For those grandparents who desire to be in their grandchildren's lives but are having a hard time doing so, there may be possible recourse. In fact, when it comes to their biological grandchildren, grandparents can fight to exercise certain rights.
If the child's parents are not fit or able to provide proper care for the child, a grandparent can file for custody. It is important to note that the claimant must present clear, tangible evidence to prove this claim in order for the courts to allow it. Upon reviewing the case, the courts may award full or partial custody to the grandparent.
In cases of a nasty separation or divorce, a parent may retaliate by not allowing the other side of the family to have contact with the child, including the grandparents. According to Ohio's grandparents' visitation rights, grandparents may petition for visitation rights and possibly request a schedule.

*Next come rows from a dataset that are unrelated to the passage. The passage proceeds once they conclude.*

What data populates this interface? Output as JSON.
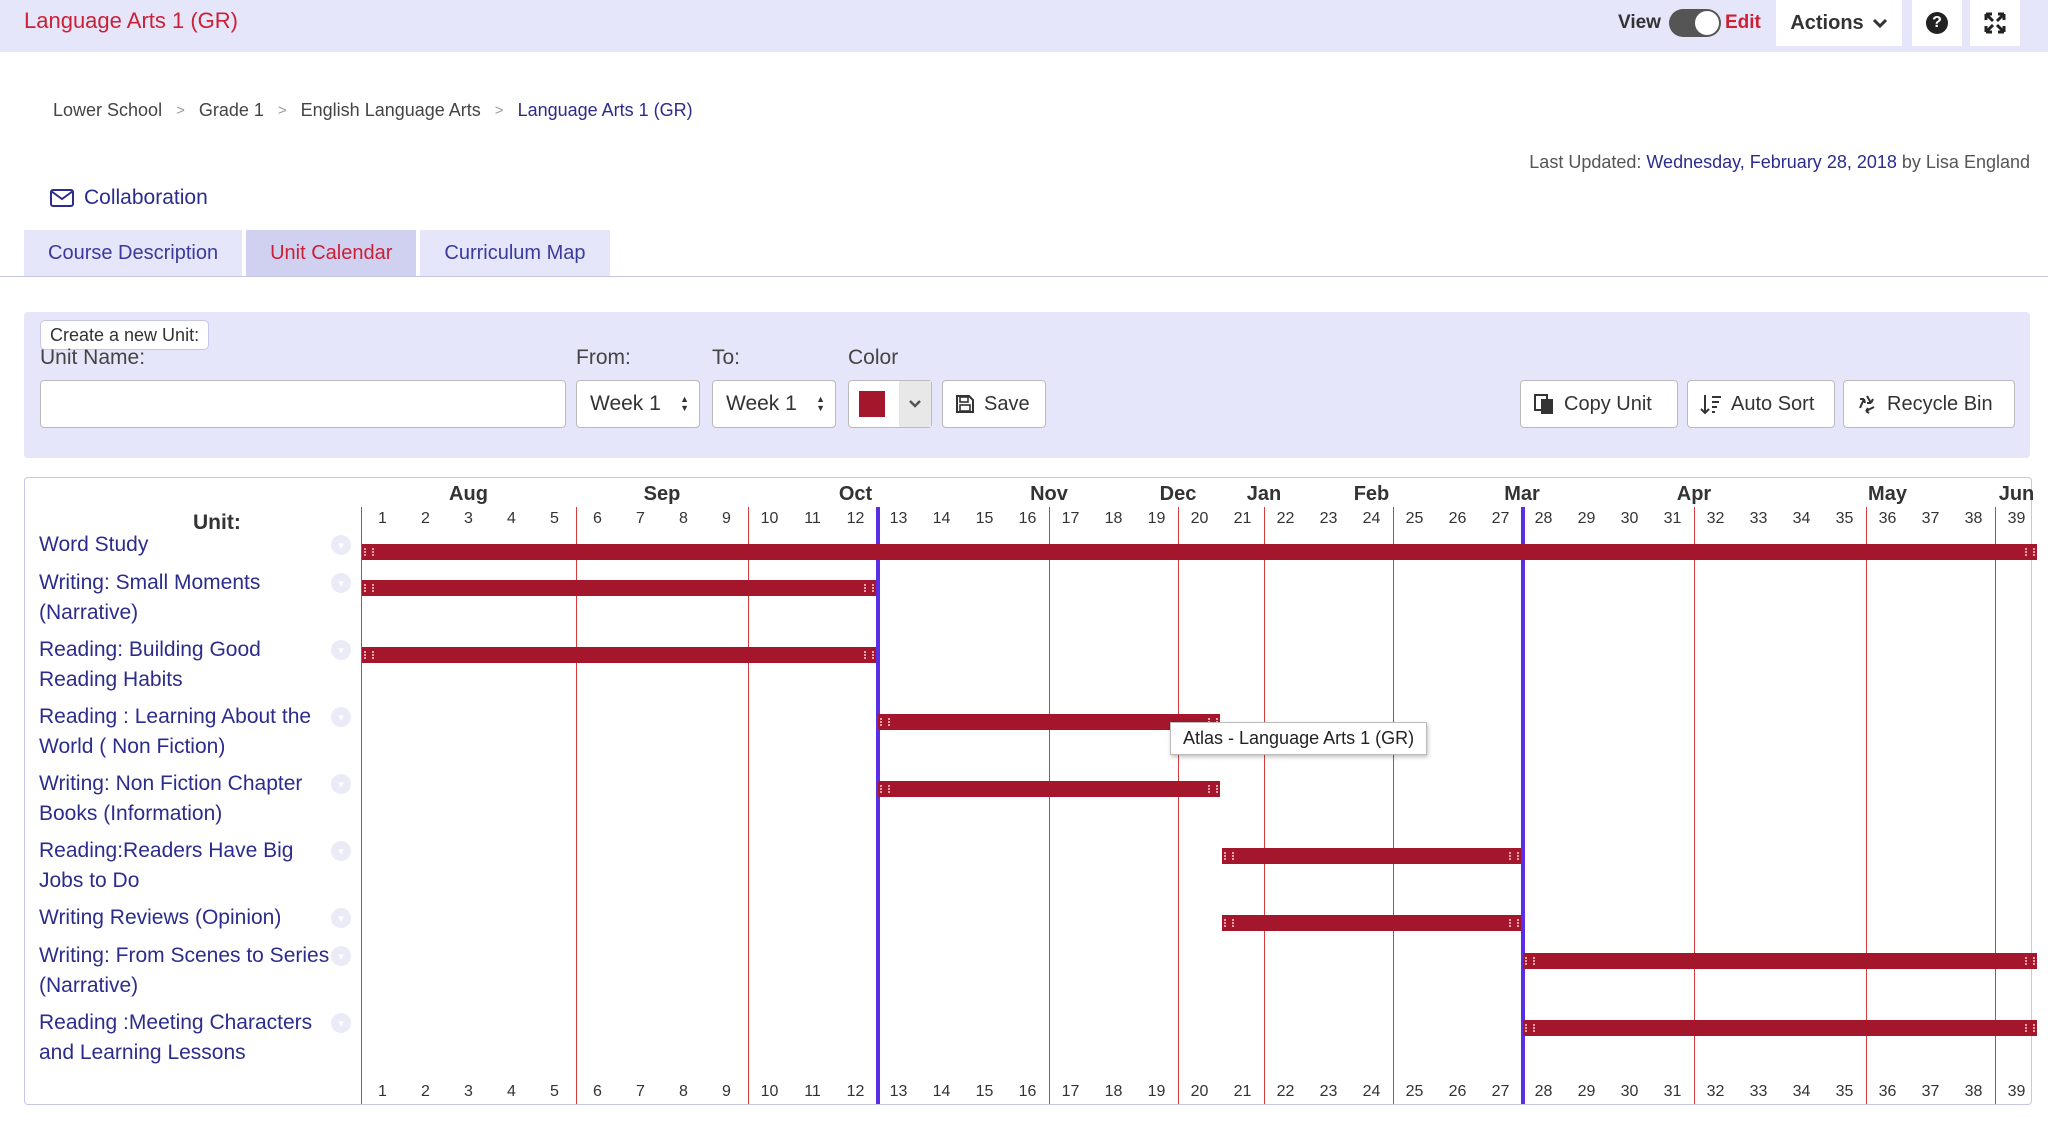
{
  "app": {
    "title": "Language Arts 1 (GR)"
  },
  "topbar": {
    "view_label": "View",
    "edit_label": "Edit",
    "actions_label": "Actions"
  },
  "breadcrumb": [
    "Lower School",
    "Grade 1",
    "English Language Arts",
    "Language Arts 1 (GR)"
  ],
  "last_updated": {
    "label": "Last Updated:",
    "date": "Wednesday, February 28, 2018",
    "by": "by Lisa England"
  },
  "collaboration_label": "Collaboration",
  "tabs": [
    {
      "label": "Course Description",
      "active": false
    },
    {
      "label": "Unit Calendar",
      "active": true
    },
    {
      "label": "Curriculum Map",
      "active": false
    }
  ],
  "create_unit": {
    "legend": "Create a new Unit:",
    "unit_name_label": "Unit Name:",
    "unit_name_value": "",
    "from_label": "From:",
    "from_value": "Week 1",
    "to_label": "To:",
    "to_value": "Week 1",
    "color_label": "Color",
    "color_value": "#a3162c",
    "save_label": "Save",
    "copy_unit_label": "Copy Unit",
    "auto_sort_label": "Auto Sort",
    "recycle_bin_label": "Recycle Bin"
  },
  "calendar": {
    "unit_header": "Unit:",
    "weeks": [
      1,
      2,
      3,
      4,
      5,
      6,
      7,
      8,
      9,
      10,
      11,
      12,
      13,
      14,
      15,
      16,
      17,
      18,
      19,
      20,
      21,
      22,
      23,
      24,
      25,
      26,
      27,
      28,
      29,
      30,
      31,
      32,
      33,
      34,
      35,
      36,
      37,
      38,
      39
    ],
    "months": [
      {
        "label": "Aug",
        "center_week": 3
      },
      {
        "label": "Sep",
        "center_week": 7.5
      },
      {
        "label": "Oct",
        "center_week": 12
      },
      {
        "label": "Nov",
        "center_week": 16.5
      },
      {
        "label": "Dec",
        "center_week": 19.5
      },
      {
        "label": "Jan",
        "center_week": 21.5
      },
      {
        "label": "Feb",
        "center_week": 24
      },
      {
        "label": "Mar",
        "center_week": 27.5
      },
      {
        "label": "Apr",
        "center_week": 31.5
      },
      {
        "label": "May",
        "center_week": 36
      },
      {
        "label": "Jun",
        "center_week": 39
      }
    ],
    "month_dividers_after_week": [
      5,
      9,
      16,
      19,
      21,
      24,
      31,
      35,
      38
    ],
    "term_dividers_after_week": [
      12,
      27
    ],
    "bar_color": "#a3162c",
    "units": [
      {
        "name": "Word Study",
        "start_week": 1,
        "end_week": 39
      },
      {
        "name": "Writing: Small Moments (Narrative)",
        "start_week": 1,
        "end_week": 12
      },
      {
        "name": "Reading: Building Good Reading Habits",
        "start_week": 1,
        "end_week": 12
      },
      {
        "name": "Reading : Learning About the World ( Non Fiction)",
        "start_week": 13,
        "end_week": 20
      },
      {
        "name": "Writing: Non Fiction Chapter Books (Information)",
        "start_week": 13,
        "end_week": 20
      },
      {
        "name": "Reading:Readers Have Big Jobs to Do",
        "start_week": 21,
        "end_week": 27
      },
      {
        "name": "Writing Reviews (Opinion)",
        "start_week": 21,
        "end_week": 27
      },
      {
        "name": "Writing: From Scenes to Series (Narrative)",
        "start_week": 28,
        "end_week": 39
      },
      {
        "name": "Reading :Meeting Characters and Learning Lessons",
        "start_week": 28,
        "end_week": 39
      }
    ]
  },
  "tooltip": "Atlas - Language Arts 1 (GR)"
}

By going through the courts, the grandparent can ensure that the schedule is legally binding, which may make the parent more likely to comply.
What is best
The court always strives to work in the best interest of children. Therefore, grandparents should try to prove that their request will benefit the grandchildren. In general, grandparents who can prove themselves to be stable, respectable members of society, who have loving relationships with their grandchildren, stand a good chance of securing some sort of custody or visitation arrangement.
This is a brief overview of a few key rights of grandparents and important aspects of securing those rights. If you are considering seeking such rights, it may be beneficial to consult with a knowledgeable attorney. The attorney can help to explain your options so that you may choose the best course of action.